Our experiment could have gone further. It didn’t end up reaching far enough or lasting long enough to make a really deep impact on the tangible conditions of our daily lives. It did generate some conversations among coworkers, and that fostered a spirit of solidarity, or least insubordination. But materially, it was limited by what each of us was able to get away with in the workplace; we only had access to small quantities of what was available to us in our immediate environments. The real stockpiles of wealth are stored far from the outlets of the service economy.
I think this model could be more effective in a geographically smaller place—for example, a college town where there is a central concentration of cafés and stores. It also could be interesting to try it out in a place that is experiencing active rebellion, or in a time of widespread unrest like during the George Floyd uprising. In a situation like that, it could be way to extend the energy in the streets into other forms of experimental resistance. When we’ve experienced rebellions like that here, we’ve often wondered how we could expand and extend them into ongoing social and class war. The “great resignation” that followed the COVID-19 pandemic saw anti-work sentiment reach new heights; some people interpreted that as a continuation of the uprising.

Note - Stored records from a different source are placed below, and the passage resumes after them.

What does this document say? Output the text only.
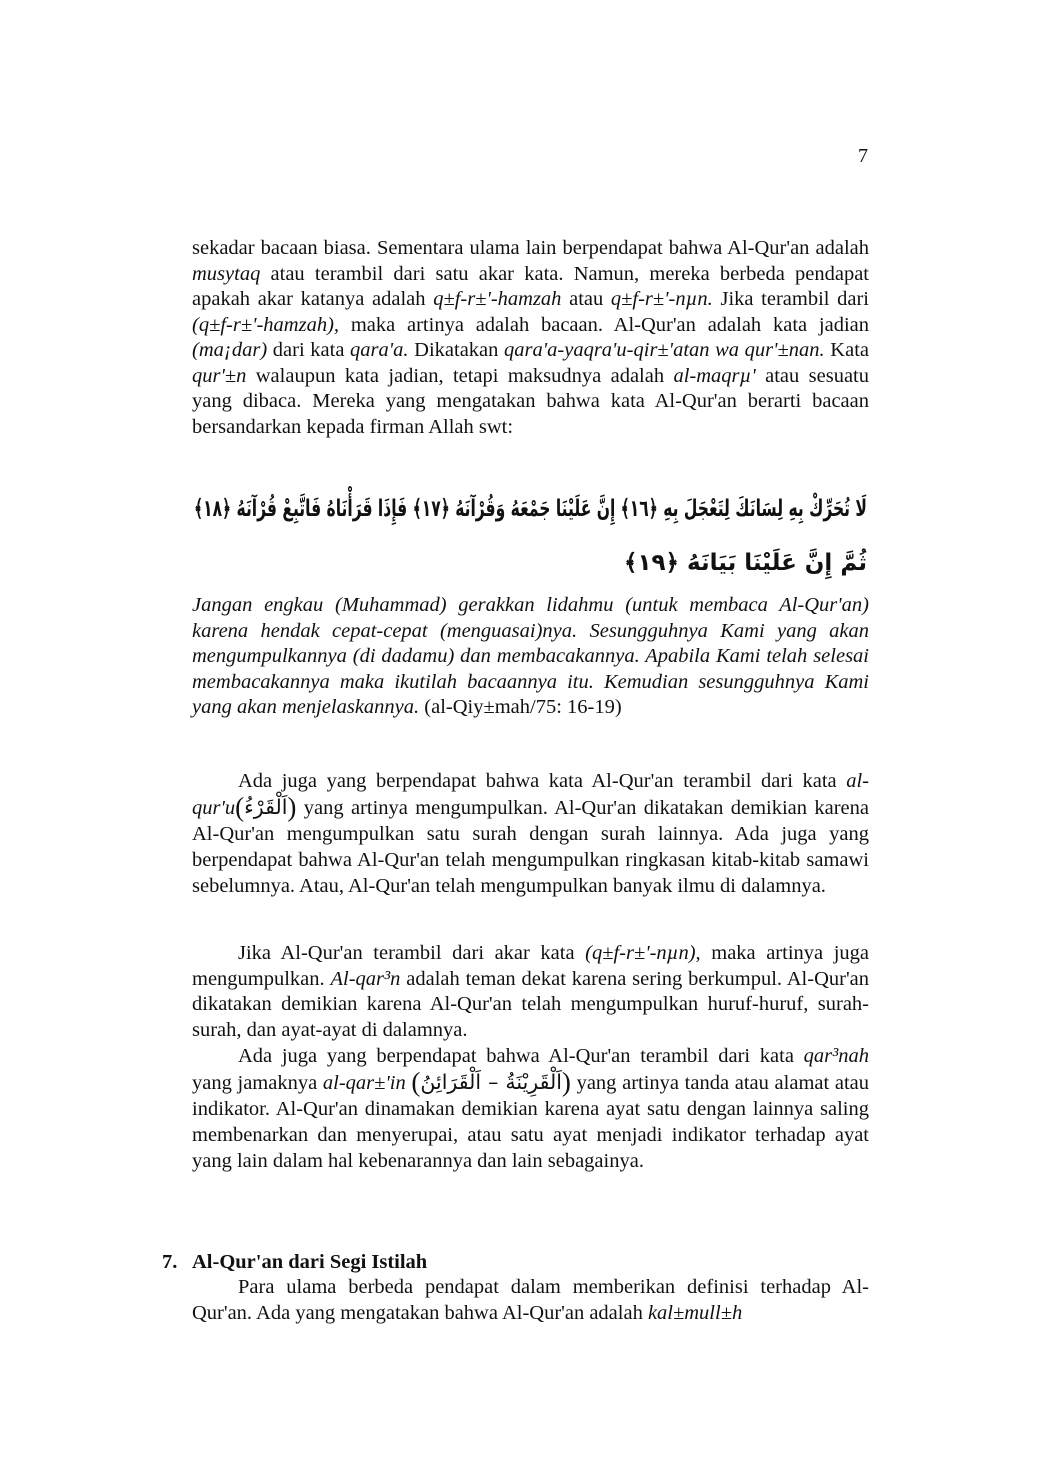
7

sekadar bacaan biasa. Sementara ulama lain berpendapat bahwa Al-Qur'an adalah musytaq atau terambil dari satu akar kata. Namun, mereka berbeda pendapat apakah akar katanya adalah q±f-r±'-hamzah atau q±f-r±'-nµn. Jika terambil dari (q±f-r±'-hamzah), maka artinya adalah bacaan. Al-Qur'an adalah kata jadian (ma¡dar) dari kata qara'a. Dikatakan qara'a-yaqra'u-qir±'atan wa qur'±nan. Kata qur'±n walaupun kata jadian, tetapi maksudnya adalah al-maqrµ' atau sesuatu yang dibaca. Mereka yang mengatakan bahwa kata Al-Qur'an berarti bacaan bersandarkan kepada firman Allah swt:

لَا تُحَرِّكْ بِهِ لِسَانَكَ لِتَعْجَلَ بِهِ ﴿١٦﴾ إِنَّ عَلَيْنَا جَمْعَهُ وَقُرْآنَهُ ﴿١٧﴾ فَإِذَا قَرَأْنَاهُ فَاتَّبِعْ قُرْآنَهُ ﴿١٨﴾
ثُمَّ إِنَّ عَلَيْنَا بَيَانَهُ ﴿١٩﴾

Jangan engkau (Muhammad) gerakkan lidahmu (untuk membaca Al-Qur'an) karena hendak cepat-cepat (menguasai)nya. Sesungguhnya Kami yang akan mengumpulkannya (di dadamu) dan membacakannya. Apabila Kami telah selesai membacakannya maka ikutilah bacaannya itu. Kemudian sesungguhnya Kami yang akan menjelaskannya. (al-Qiy±mah/75: 16-19)

Ada juga yang berpendapat bahwa kata Al-Qur'an terambil dari kata al-qur'u(اَلْقَرْءُ) yang artinya mengumpulkan. Al-Qur'an dikatakan demikian karena Al-Qur'an mengumpulkan satu surah dengan surah lainnya. Ada juga yang berpendapat bahwa Al-Qur'an telah mengumpulkan ringkasan kitab-kitab samawi sebelumnya. Atau, Al-Qur'an telah mengumpulkan banyak ilmu di dalamnya.

Jika Al-Qur'an terambil dari akar kata (q±f-r±'-nµn), maka artinya juga mengumpulkan. Al-qar³n adalah teman dekat karena sering berkumpul. Al-Qur'an dikatakan demikian karena Al-Qur'an telah mengumpulkan huruf-huruf, surah-surah, dan ayat-ayat di dalamnya.

Ada juga yang berpendapat bahwa Al-Qur'an terambil dari kata qar³nah yang jamaknya al-qar±'in (اَلْقَرِيْنَةُ – اَلْقَرَائِنُ) yang artinya tanda atau alamat atau indikator. Al-Qur'an dinamakan demikian karena ayat satu dengan lainnya saling membenarkan dan menyerupai, atau satu ayat menjadi indikator terhadap ayat yang lain dalam hal kebenarannya dan lain sebagainya.

7. Al-Qur'an dari Segi Istilah

Para ulama berbeda pendapat dalam memberikan definisi terhadap Al-Qur'an. Ada yang mengatakan bahwa Al-Qur'an adalah kal±mull±h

Maybe something like “the team” could have opened up a new front then.
We are all fundamentally exploited in our daily experiences as workers under capitalism. We need new ways to experiment and spread class struggle outside of formal structures like unions, which aren’t available to some of us. Any gift shared freely heartens and encourages us, but if it is stolen back, it’s all the sweeter. Everything for everyone!
“The routine of robbing banks is no replacement for the carnival of storming them en masse. Something that holds true for many “survival” acts: better to loot than shoplift, to ambush than to snipe, to walk out than to phone in a bomb threat, to strike than to call in sick, to riot than to vandalize… Increasingly collective and coordinated acts against this world of coercion and isolation aren’t solely a matter of effectivity, but equally a matter of sociality—of community and fun.”